はじめに

税金が増えるのに、将来もらえる年金が減っていく……お金に対する不安をあおる報道が続くなか、NISAやiDeCoを活かして、投資や節税に関心を寄せるようになった方も多いのではないでしょうか。でも、「税金やお金のこともよくわからないのに、投資も始めてしまいパニック状態になっています」ですって?

なんて……嘆かわしい!

情報や知識も得ずに投資や税と向き合っていると、お得な手続きを逃してしまうこともありますよ。今回は投資の税について、お笑い芸人で現役の税理士である税理士りーなが解説します。


投資の税の基本

日本では、収入(儲け)があれば「所得税」と「住民税」という2種類の税金を納めなければならないという基本ルールがあります。給与収入のみという方は、これら税金の手続きは会社がやってくれるので、自分で税務署に行って申告など手続きをすることはほとんどありません。

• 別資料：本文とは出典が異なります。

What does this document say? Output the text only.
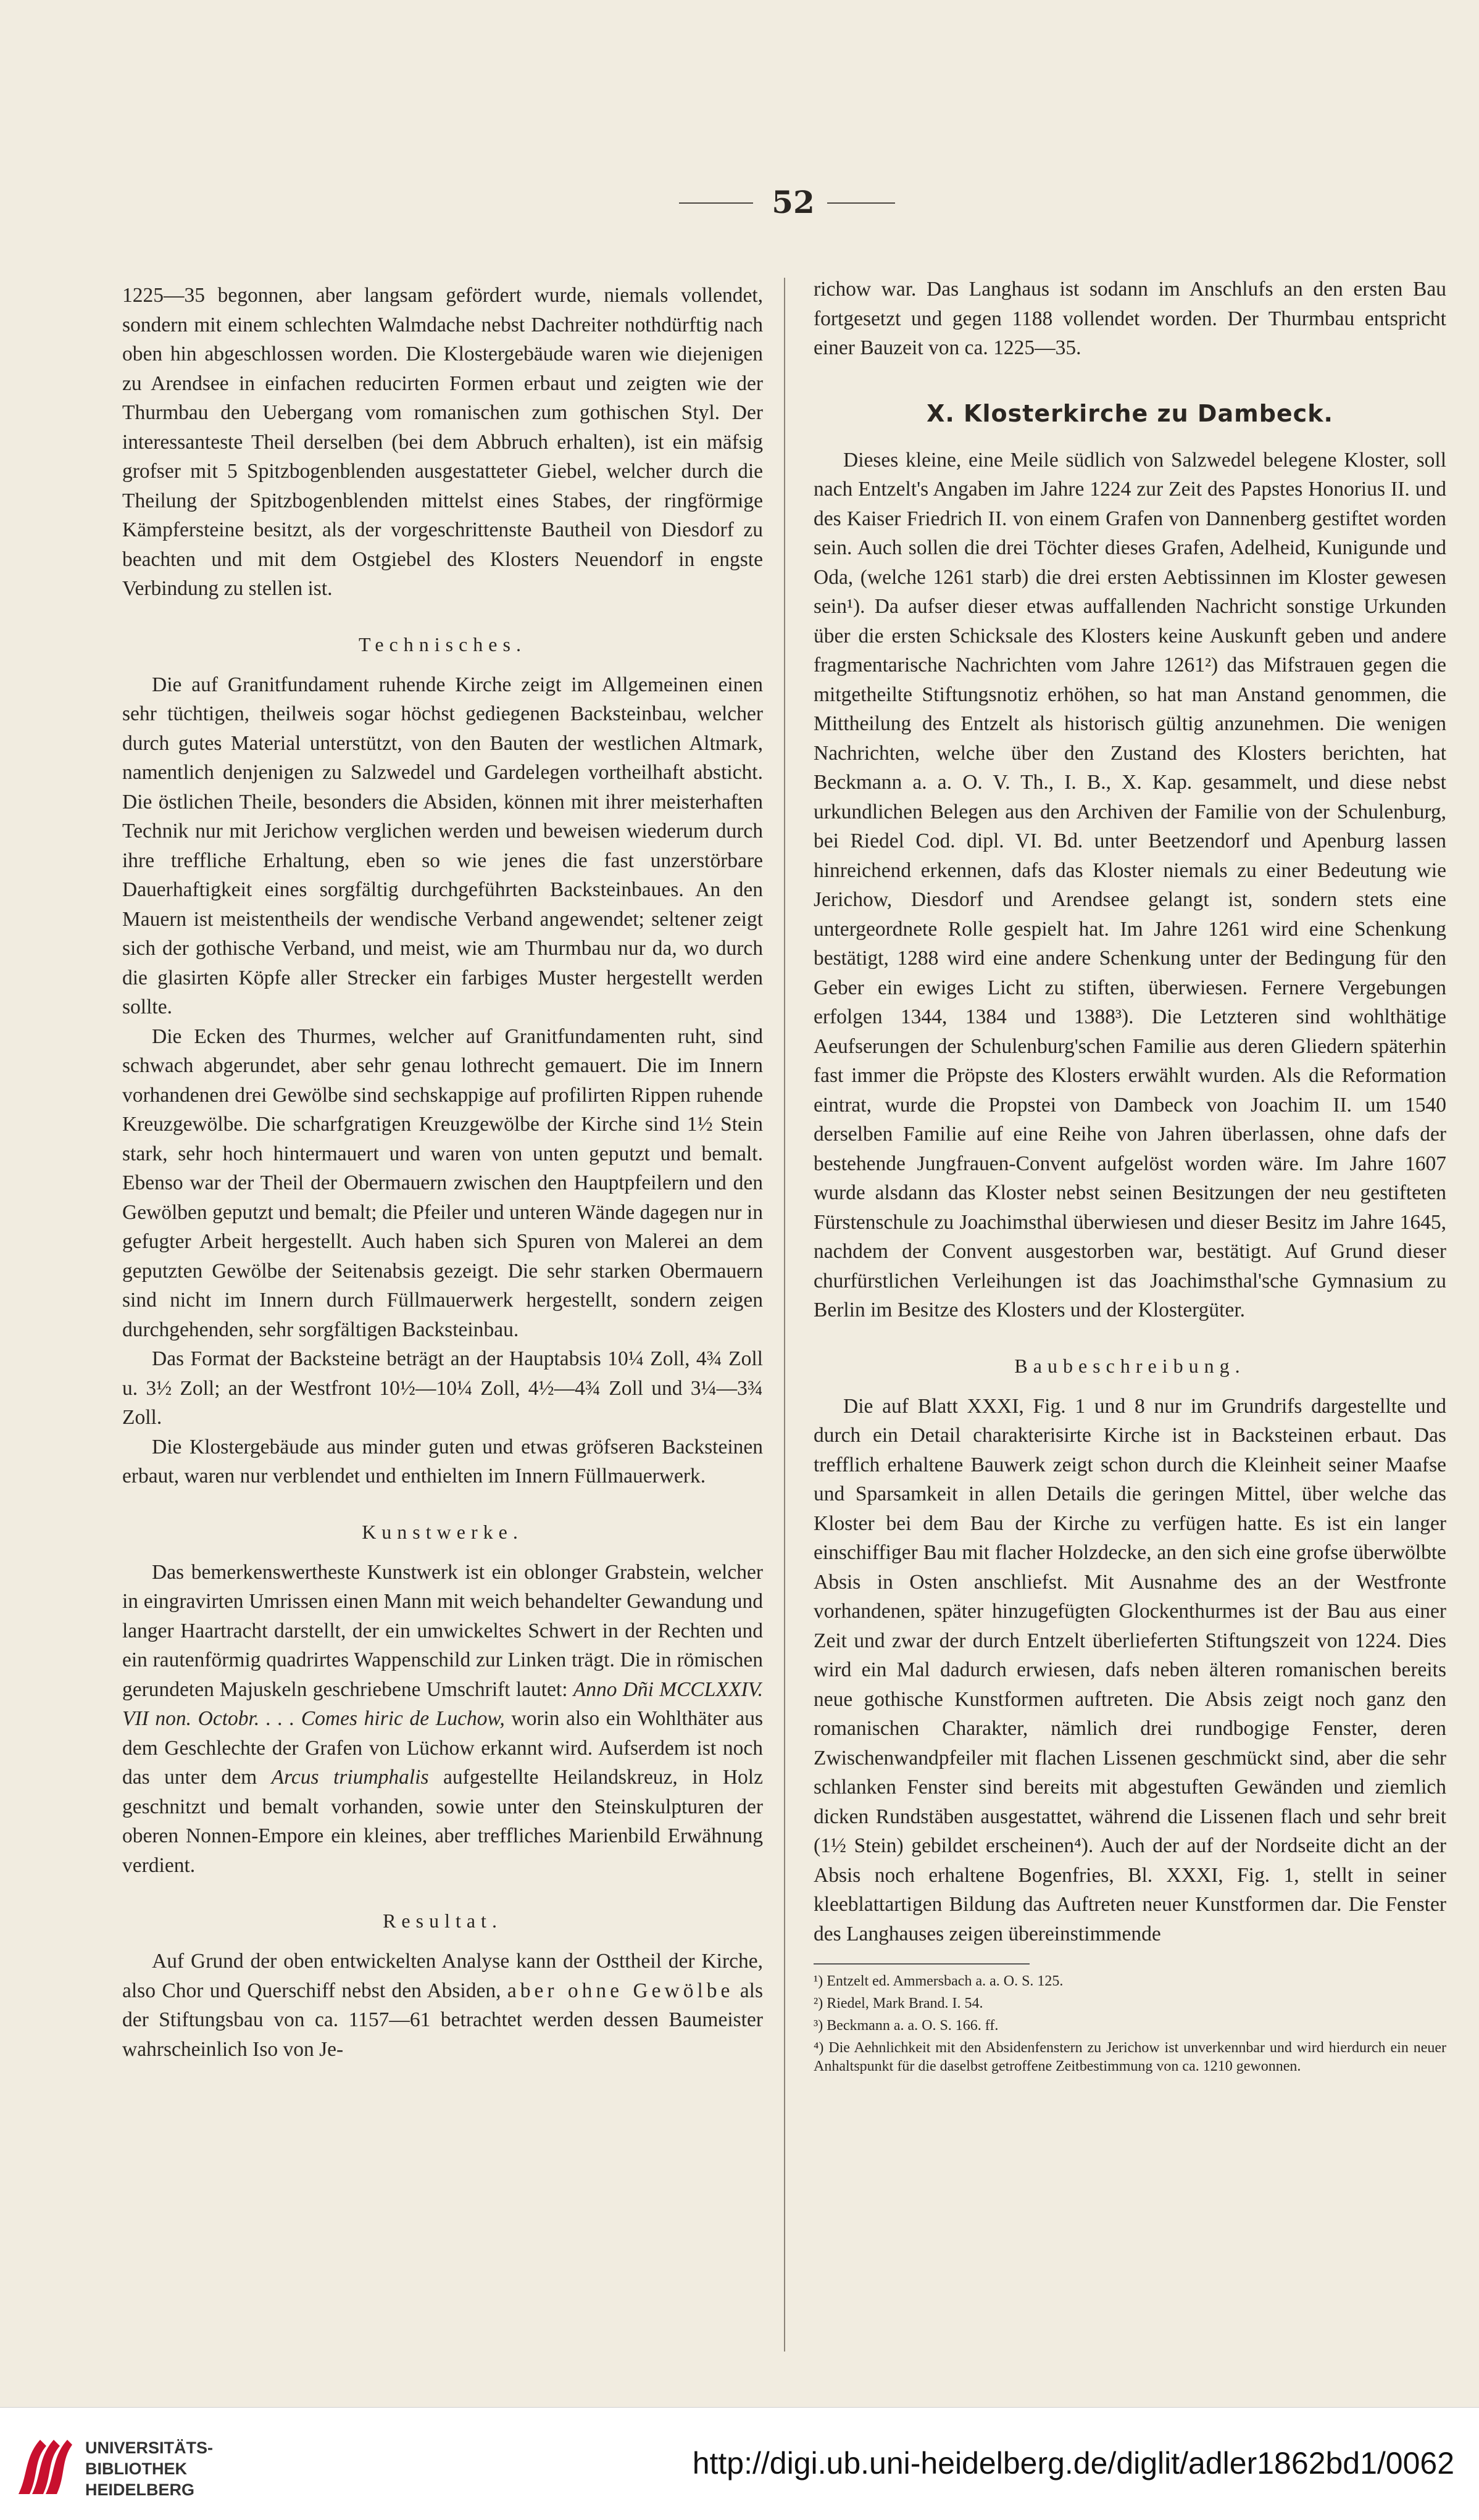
52

1225—35 begonnen, aber langsam gefördert wurde, niemals vollendet, sondern mit einem schlechten Walmdache nebst Dachreiter nothdürftig nach oben hin abgeschlossen worden. Die Klostergebäude waren wie diejenigen zu Arendsee in einfachen reducirten Formen erbaut und zeigten wie der Thurmbau den Uebergang vom romanischen zum gothischen Styl. Der interessanteste Theil derselben (bei dem Abbruch erhalten), ist ein mäfsig grofser mit 5 Spitzbogenblenden ausgestatteter Giebel, welcher durch die Theilung der Spitzbogenblenden mittelst eines Stabes, der ringförmige Kämpfersteine besitzt, als der vorgeschrittenste Bautheil von Diesdorf zu beachten und mit dem Ostgiebel des Klosters Neuendorf in engste Verbindung zu stellen ist.

Technisches.

Die auf Granitfundament ruhende Kirche zeigt im Allgemeinen einen sehr tüchtigen, theilweis sogar höchst gediegenen Backsteinbau, welcher durch gutes Material unterstützt, von den Bauten der westlichen Altmark, namentlich denjenigen zu Salzwedel und Gardelegen vortheilhaft absticht. Die östlichen Theile, besonders die Absiden, können mit ihrer meisterhaften Technik nur mit Jerichow verglichen werden und beweisen wiederum durch ihre treffliche Erhaltung, eben so wie jenes die fast unzerstörbare Dauerhaftigkeit eines sorgfältig durchgeführten Backsteinbaues. An den Mauern ist meistentheils der wendische Verband angewendet; seltener zeigt sich der gothische Verband, und meist, wie am Thurmbau nur da, wo durch die glasirten Köpfe aller Strecker ein farbiges Muster hergestellt werden sollte.

Die Ecken des Thurmes, welcher auf Granitfundamenten ruht, sind schwach abgerundet, aber sehr genau lothrecht gemauert. Die im Innern vorhandenen drei Gewölbe sind sechskappige auf profilirten Rippen ruhende Kreuzgewölbe. Die scharfgratigen Kreuzgewölbe der Kirche sind 1½ Stein stark, sehr hoch hintermauert und waren von unten geputzt und bemalt. Ebenso war der Theil der Obermauern zwischen den Hauptpfeilern und den Gewölben geputzt und bemalt; die Pfeiler und unteren Wände dagegen nur in gefugter Arbeit hergestellt. Auch haben sich Spuren von Malerei an dem geputzten Gewölbe der Seitenabsis gezeigt. Die sehr starken Obermauern sind nicht im Innern durch Füllmauerwerk hergestellt, sondern zeigen durchgehenden, sehr sorgfältigen Backsteinbau.

Das Format der Backsteine beträgt an der Hauptabsis 10¼ Zoll, 4¾ Zoll u. 3½ Zoll; an der Westfront 10½—10¼ Zoll, 4½—4¾ Zoll und 3¼—3¾ Zoll.

Die Klostergebäude aus minder guten und etwas gröfseren Backsteinen erbaut, waren nur verblendet und enthielten im Innern Füllmauerwerk.

Kunstwerke.

Das bemerkenswertheste Kunstwerk ist ein oblonger Grabstein, welcher in eingravirten Umrissen einen Mann mit weich behandelter Gewandung und langer Haartracht darstellt, der ein umwickeltes Schwert in der Rechten und ein rautenförmig quadrirtes Wappenschild zur Linken trägt. Die in römischen gerundeten Majuskeln geschriebene Umschrift lautet: Anno Dñi MCCLXXIV. VII non. Octobr. . . . Comes hiric de Luchow, worin also ein Wohlthäter aus dem Geschlechte der Grafen von Lüchow erkannt wird. Aufserdem ist noch das unter dem Arcus triumphalis aufgestellte Heilandskreuz, in Holz geschnitzt und bemalt vorhanden, sowie unter den Steinskulpturen der oberen Nonnen-Empore ein kleines, aber treffliches Marienbild Erwähnung verdient.

Resultat.

Auf Grund der oben entwickelten Analyse kann der Osttheil der Kirche, also Chor und Querschiff nebst den Absiden, aber ohne Gewölbe als der Stiftungsbau von ca. 1157—61 betrachtet werden dessen Baumeister wahrscheinlich Iso von Je-

richow war. Das Langhaus ist sodann im Anschlufs an den ersten Bau fortgesetzt und gegen 1188 vollendet worden. Der Thurmbau entspricht einer Bauzeit von ca. 1225—35.

X. Klosterkirche zu Dambeck.

Dieses kleine, eine Meile südlich von Salzwedel belegene Kloster, soll nach Entzelt's Angaben im Jahre 1224 zur Zeit des Papstes Honorius II. und des Kaiser Friedrich II. von einem Grafen von Dannenberg gestiftet worden sein. Auch sollen die drei Töchter dieses Grafen, Adelheid, Kunigunde und Oda, (welche 1261 starb) die drei ersten Aebtissinnen im Kloster gewesen sein¹). Da aufser dieser etwas auffallenden Nachricht sonstige Urkunden über die ersten Schicksale des Klosters keine Auskunft geben und andere fragmentarische Nachrichten vom Jahre 1261²) das Mifstrauen gegen die mitgetheilte Stiftungsnotiz erhöhen, so hat man Anstand genommen, die Mittheilung des Entzelt als historisch gültig anzunehmen. Die wenigen Nachrichten, welche über den Zustand des Klosters berichten, hat Beckmann a. a. O. V. Th., I. B., X. Kap. gesammelt, und diese nebst urkundlichen Belegen aus den Archiven der Familie von der Schulenburg, bei Riedel Cod. dipl. VI. Bd. unter Beetzendorf und Apenburg lassen hinreichend erkennen, dafs das Kloster niemals zu einer Bedeutung wie Jerichow, Diesdorf und Arendsee gelangt ist, sondern stets eine untergeordnete Rolle gespielt hat. Im Jahre 1261 wird eine Schenkung bestätigt, 1288 wird eine andere Schenkung unter der Bedingung für den Geber ein ewiges Licht zu stiften, überwiesen. Fernere Vergebungen erfolgen 1344, 1384 und 1388³). Die Letzteren sind wohlthätige Aeufserungen der Schulenburg'schen Familie aus deren Gliedern späterhin fast immer die Pröpste des Klosters erwählt wurden. Als die Reformation eintrat, wurde die Propstei von Dambeck von Joachim II. um 1540 derselben Familie auf eine Reihe von Jahren überlassen, ohne dafs der bestehende Jungfrauen-Convent aufgelöst worden wäre. Im Jahre 1607 wurde alsdann das Kloster nebst seinen Besitzungen der neu gestifteten Fürstenschule zu Joachimsthal überwiesen und dieser Besitz im Jahre 1645, nachdem der Convent ausgestorben war, bestätigt. Auf Grund dieser churfürstlichen Verleihungen ist das Joachimsthal'sche Gymnasium zu Berlin im Besitze des Klosters und der Klostergüter.

Baubeschreibung.

Die auf Blatt XXXI, Fig. 1 und 8 nur im Grundrifs dargestellte und durch ein Detail charakterisirte Kirche ist in Backsteinen erbaut. Das trefflich erhaltene Bauwerk zeigt schon durch die Kleinheit seiner Maafse und Sparsamkeit in allen Details die geringen Mittel, über welche das Kloster bei dem Bau der Kirche zu verfügen hatte. Es ist ein langer einschiffiger Bau mit flacher Holzdecke, an den sich eine grofse überwölbte Absis in Osten anschliefst. Mit Ausnahme des an der Westfronte vorhandenen, später hinzugefügten Glockenthurmes ist der Bau aus einer Zeit und zwar der durch Entzelt überlieferten Stiftungszeit von 1224. Dies wird ein Mal dadurch erwiesen, dafs neben älteren romanischen bereits neue gothische Kunstformen auftreten. Die Absis zeigt noch ganz den romanischen Charakter, nämlich drei rundbogige Fenster, deren Zwischenwandpfeiler mit flachen Lissenen geschmückt sind, aber die sehr schlanken Fenster sind bereits mit abgestuften Gewänden und ziemlich dicken Rundstäben ausgestattet, während die Lissenen flach und sehr breit (1½ Stein) gebildet erscheinen⁴). Auch der auf der Nordseite dicht an der Absis noch erhaltene Bogenfries, Bl. XXXI, Fig. 1, stellt in seiner kleeblattartigen Bildung das Auftreten neuer Kunstformen dar. Die Fenster des Langhauses zeigen übereinstimmende

¹) Entzelt ed. Ammersbach a. a. O. S. 125.
²) Riedel, Mark Brand. I. 54.
³) Beckmann a. a. O. S. 166. ff.
⁴) Die Aehnlichkeit mit den Absidenfenstern zu Jerichow ist unverkennbar und wird hierdurch ein neuer Anhaltspunkt für die daselbst getroffene Zeitbestimmung von ca. 1210 gewonnen.
UNIVERSITÄTS-
BIBLIOTHEK
HEIDELBERG
http://digi.ub.uni-heidelberg.de/diglit/adler1862bd1/0062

「年末調整」で1〜12月の収入をもとに所得税の計算をして、そのデータが住んでいる自治体に送られて住民税の計算がされます。所得税は1月から11月まで概算で少し多めの税金を天引きしておいて、年末で精算します。住民税は翌年5月ごろ、納付書が届いて6月から年間の税額を12で割った金額を1年かけて毎月納付していきます。

この2種類の税金、投資に関するものはどのようにして納付がされているのでしょうか?

まず投資に関する税の基本は、自分の手元から株や投資信託などに投資をした時点(お金を出した時点)では税金は発生しません。税金を意識するタイミングは、自分が出した金額を超える金額を受け取ったとき、つまり「儲かった時」です。

(1)会社の株式に投資して配当金を受け取った
(2)株や投資商品を売ったら買った時の金額より高い金額で売れた

例えば、A会社の株を10万円出して買ったとしましょう。そして、A会社が「1年分の会社の儲けから、株主の皆さんに5,000円ずつの配当を出します」と言って5,000円を受け取ったら、この5,000円が(1)の儲けです。

A会社の業績や評判が良く、A会社株の価値がどんどん上がったところで、A会社の株を売ったら12万円で売れたというのなら、12万円―10万円=2万円が(2)の儲けです。

これら、(1)(2)いずれの儲けに対しても、所得税が15.315%と住民税が5%、両方合わせると20%ちょっとの税金がかかります。例で挙げた(1)と(2)を合わせると25,000円の儲け、税率をかけるとその税額は5,078円です。税金を差し引きした手取りは19,922円、2万円を割ってしまいました。なんて……嘆かわしい!

でも、「これら20%チョイの税金をナシにしてあげますよ」というのがNISA制度です。25,000円儲かったら、25,000円まるまる自分のものになります。
NISAで投資をすることで、国が20%以上の税をマケてくれているのです。なんて……喜ばしい!

「なんだか投資を始めた方がよさそう」と、普通に投資を始めてしまうよりも、同じ投資をするのならまずはNISAで投資を始めてください。